Red Hat has quietly pushed out version 3.6 of Ansible Tower, offering users customisable notifications, workflow pauses, and better integration with GitHub and GitLab.
Ansible Tower can be thought of as a web-based user interface for Ansible, which lets customers manage all sorts of IT automation tasks. It comes with a REST API for integration with other services and is also part of the Ansible Automation Platform the company announced earlier this year. The latter hit general availability a good two weeks ago. But since this came and went without the usual stir, a quick glance at the new Tower version should still be alright.

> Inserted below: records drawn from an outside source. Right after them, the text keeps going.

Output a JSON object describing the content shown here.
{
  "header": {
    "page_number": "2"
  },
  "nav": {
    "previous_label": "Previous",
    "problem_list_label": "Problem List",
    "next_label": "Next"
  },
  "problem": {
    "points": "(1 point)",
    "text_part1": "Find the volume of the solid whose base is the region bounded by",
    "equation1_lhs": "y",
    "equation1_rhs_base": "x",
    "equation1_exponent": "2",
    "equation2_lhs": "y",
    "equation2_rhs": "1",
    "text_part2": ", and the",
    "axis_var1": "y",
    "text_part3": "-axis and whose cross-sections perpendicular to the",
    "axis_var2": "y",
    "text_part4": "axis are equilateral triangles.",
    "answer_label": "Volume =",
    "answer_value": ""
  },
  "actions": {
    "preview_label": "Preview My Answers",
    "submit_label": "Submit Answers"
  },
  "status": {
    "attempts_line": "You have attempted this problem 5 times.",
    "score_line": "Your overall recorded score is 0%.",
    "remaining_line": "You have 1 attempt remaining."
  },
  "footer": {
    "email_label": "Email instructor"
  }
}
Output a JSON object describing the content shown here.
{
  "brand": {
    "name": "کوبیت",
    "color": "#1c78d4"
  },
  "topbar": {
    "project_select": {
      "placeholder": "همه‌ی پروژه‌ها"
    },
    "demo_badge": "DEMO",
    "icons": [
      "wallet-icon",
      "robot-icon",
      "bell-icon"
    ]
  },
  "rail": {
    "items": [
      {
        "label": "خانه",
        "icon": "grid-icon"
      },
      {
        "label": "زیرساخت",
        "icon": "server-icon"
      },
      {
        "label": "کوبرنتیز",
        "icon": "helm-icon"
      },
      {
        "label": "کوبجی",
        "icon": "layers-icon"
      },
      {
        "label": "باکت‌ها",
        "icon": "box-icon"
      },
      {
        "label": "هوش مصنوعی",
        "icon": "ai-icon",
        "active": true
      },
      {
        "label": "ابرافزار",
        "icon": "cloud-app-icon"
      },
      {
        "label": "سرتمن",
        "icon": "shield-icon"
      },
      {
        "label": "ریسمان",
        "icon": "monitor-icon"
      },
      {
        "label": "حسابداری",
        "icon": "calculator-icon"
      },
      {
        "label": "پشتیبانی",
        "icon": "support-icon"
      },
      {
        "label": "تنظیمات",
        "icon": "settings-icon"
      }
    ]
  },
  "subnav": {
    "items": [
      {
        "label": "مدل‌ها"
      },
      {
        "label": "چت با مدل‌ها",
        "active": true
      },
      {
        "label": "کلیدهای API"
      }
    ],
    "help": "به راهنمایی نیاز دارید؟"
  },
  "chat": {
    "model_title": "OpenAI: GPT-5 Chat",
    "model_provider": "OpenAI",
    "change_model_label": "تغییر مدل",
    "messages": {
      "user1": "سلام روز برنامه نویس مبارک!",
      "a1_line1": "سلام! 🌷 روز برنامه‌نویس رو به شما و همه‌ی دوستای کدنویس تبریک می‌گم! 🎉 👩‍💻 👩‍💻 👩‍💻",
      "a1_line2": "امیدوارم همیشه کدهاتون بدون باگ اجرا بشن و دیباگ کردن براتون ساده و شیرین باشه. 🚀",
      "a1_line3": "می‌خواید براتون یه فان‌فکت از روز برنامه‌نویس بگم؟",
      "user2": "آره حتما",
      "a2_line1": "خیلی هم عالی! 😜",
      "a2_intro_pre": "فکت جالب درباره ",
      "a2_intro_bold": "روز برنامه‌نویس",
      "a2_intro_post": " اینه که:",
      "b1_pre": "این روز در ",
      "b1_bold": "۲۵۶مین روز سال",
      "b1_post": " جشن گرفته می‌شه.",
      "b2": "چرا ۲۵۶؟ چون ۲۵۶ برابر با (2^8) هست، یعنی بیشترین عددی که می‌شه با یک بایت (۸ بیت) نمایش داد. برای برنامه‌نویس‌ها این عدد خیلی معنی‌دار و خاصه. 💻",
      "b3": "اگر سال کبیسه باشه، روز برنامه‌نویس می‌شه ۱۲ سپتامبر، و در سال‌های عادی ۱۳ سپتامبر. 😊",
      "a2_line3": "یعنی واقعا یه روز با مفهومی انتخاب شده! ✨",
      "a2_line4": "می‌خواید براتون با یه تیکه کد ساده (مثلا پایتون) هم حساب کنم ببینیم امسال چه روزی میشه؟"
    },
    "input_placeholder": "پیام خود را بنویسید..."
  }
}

Amongst other things, Ansible Tower 3.6 lets customers add pauses for approvals into their workflows. This is meant to facilitate the inclusion of manual verification or approval steps into the automated process. If a pause has been added, the system will simply wait for the necessary go-ahead before continuing with the next predefined procedure.
To make sure there’s always enough capacity to execute those workflows, Tower has also been fitted with an experimental capability to use OpenShift clusters. With it, automation jobs will supposedly be able to spin pods up to run the automation task in and down again once they have finished.
Teams that want to use events happening in GitHub or GitLab to trigger workflows (such as deployment pipelines) or jobs should have an easier time now, thanks to a newly added webhooks integration. The Ansible team also put some work into notifications and alerts, which can now be customised with details certain teams might need. They also allow the inclusion of parameters from a job run.
Customers who have been working with v1 of the Tower API will have to switch to v2 with this release, since the former has been removed. Same goes for the API endpoints job template credential field and the corresponding credential field on workflow job template nodes. Apart from that it might be good to know that the tower-cli tool has been replaced by a new awx command-line one, which might need some getting used to.
A full list of changes can be found in the tool’s documentation.